You will not have the time to read everything that was ever written on a subject so don’t try. Well written information will include a topic sentence at the beginning of each paragraph – if that sentence is not relevant to your argument, move on.
Make notes on your plan that link pieces of information and quotes to your arguments. You will need to know the publisher, date of publication, author, place of publication, page number and, of course, the title in order to write a proper bibliography. For websites, you will need to also know the date that you viewed the information and the URL. Use the bookmark function on your browser or online bookmarking sites like Delicious to keep track of these so you will have the information when you need it. Different subjects have slightly different requirements for the format of this information so make sure that you check with your teacher what these are – there are generally marks to be had if you do this well and you can certainly lose marks if you do this poorly. MS Word has excellent facilities to create your citations and bibliography for you so there are really no excuses.
There will be restrictions on how much of another person’s work you can use. Generally no more than %10 of your work can be taken from another source. Parroting from one source will not gain you marks anyway, you add value to information by analysing it or synthesising it with other information – if you haven’t done this, you haven’t created anything.

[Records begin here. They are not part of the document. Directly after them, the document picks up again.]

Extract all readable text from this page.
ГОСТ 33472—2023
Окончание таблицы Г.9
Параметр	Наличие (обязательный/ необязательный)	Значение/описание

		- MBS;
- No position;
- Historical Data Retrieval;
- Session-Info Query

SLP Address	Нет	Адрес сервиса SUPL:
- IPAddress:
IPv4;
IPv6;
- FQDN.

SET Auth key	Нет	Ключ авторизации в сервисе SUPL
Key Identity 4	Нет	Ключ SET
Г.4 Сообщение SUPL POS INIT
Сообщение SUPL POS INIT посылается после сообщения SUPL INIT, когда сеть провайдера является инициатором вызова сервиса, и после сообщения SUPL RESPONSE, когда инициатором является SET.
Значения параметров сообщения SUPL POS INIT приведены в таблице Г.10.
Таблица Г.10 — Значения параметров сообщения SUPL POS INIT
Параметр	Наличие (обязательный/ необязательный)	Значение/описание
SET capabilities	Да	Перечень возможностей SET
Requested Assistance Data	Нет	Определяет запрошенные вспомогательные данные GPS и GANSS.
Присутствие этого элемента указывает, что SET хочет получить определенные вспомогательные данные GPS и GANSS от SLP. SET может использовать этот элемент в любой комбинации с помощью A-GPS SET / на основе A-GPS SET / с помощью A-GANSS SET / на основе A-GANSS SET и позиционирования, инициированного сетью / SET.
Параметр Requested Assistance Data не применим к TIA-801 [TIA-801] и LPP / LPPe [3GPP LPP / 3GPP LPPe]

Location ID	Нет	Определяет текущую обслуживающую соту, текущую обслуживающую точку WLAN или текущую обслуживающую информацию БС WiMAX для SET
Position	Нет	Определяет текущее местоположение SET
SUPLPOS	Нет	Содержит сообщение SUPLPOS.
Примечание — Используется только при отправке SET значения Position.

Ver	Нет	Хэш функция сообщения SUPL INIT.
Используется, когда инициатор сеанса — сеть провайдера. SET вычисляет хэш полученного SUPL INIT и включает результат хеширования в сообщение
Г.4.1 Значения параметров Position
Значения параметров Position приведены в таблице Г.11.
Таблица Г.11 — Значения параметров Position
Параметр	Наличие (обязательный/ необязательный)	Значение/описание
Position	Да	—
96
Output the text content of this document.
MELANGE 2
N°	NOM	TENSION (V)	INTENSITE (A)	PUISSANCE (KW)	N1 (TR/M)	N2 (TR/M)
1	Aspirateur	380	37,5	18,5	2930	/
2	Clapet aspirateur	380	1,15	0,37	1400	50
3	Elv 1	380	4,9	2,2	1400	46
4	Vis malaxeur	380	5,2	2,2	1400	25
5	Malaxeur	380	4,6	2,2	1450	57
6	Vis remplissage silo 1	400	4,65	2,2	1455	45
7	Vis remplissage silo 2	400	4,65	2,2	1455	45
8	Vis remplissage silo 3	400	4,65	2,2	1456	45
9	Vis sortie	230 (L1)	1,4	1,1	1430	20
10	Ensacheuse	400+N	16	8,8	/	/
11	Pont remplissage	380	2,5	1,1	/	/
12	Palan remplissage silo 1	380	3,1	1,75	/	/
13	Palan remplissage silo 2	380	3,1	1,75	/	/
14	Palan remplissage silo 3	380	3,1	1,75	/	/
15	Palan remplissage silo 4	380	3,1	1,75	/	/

Use quotes sparingly and link ideas to support your arguments. If you are worried that you might have gone a bit quote-crazy, run your assignment through something like PaperRater, a website designed to detect plagiarism in academic work to ensure that your work is sufficiently made up of, well, your work.
The nature of your presentation will be explained by your teacher. Use the information about the assignment to guide your work. There is no point in spending heaps of time creating diagrams, for example, if you are only going to marked on what you write. Marking rubrics, assignment sheets, feedback on previous pieces of work and presentations that the teacher gives will inform you of what they are looking for – ignore this at your own peril.
The work you submit should have been read through in it entirety before it is submitted. You will not want to do this because it will mean that you will need to change things. Do not worry, it is never as bad as you think and you will generally be surprised by how wonderful you are. Get your mum, dad, older brother, tutor, friend to read through it and give you feedback but make sure that they have read the assignment information first.
Take the time after you have been given work back to read the comments. These should form a picture of the type of student you are. If you are regularly being told that your work lacks research, do more pre-reading, if it is covered in red underlining, work on your expression and proof-reading.
If you are unhappy with your result, make sure that you discuss it with your teacher and ask about the possibility of a resit. Only do this if you really intend to address the issues raised by the teacher – if you intend to do exactly the same thing you did the first time then don’t bother. Sometimes a resit will not be possible and you will need to make sure that issues with the piece are improved upon in future work.
There is no need to let yourself get overwhelmed by research. Following the steps above will help you to break your task down into manageable parts. Have fun with it and don’t forget, it’s your library!
Thanks Tim – I will use this with my students. Nicely done!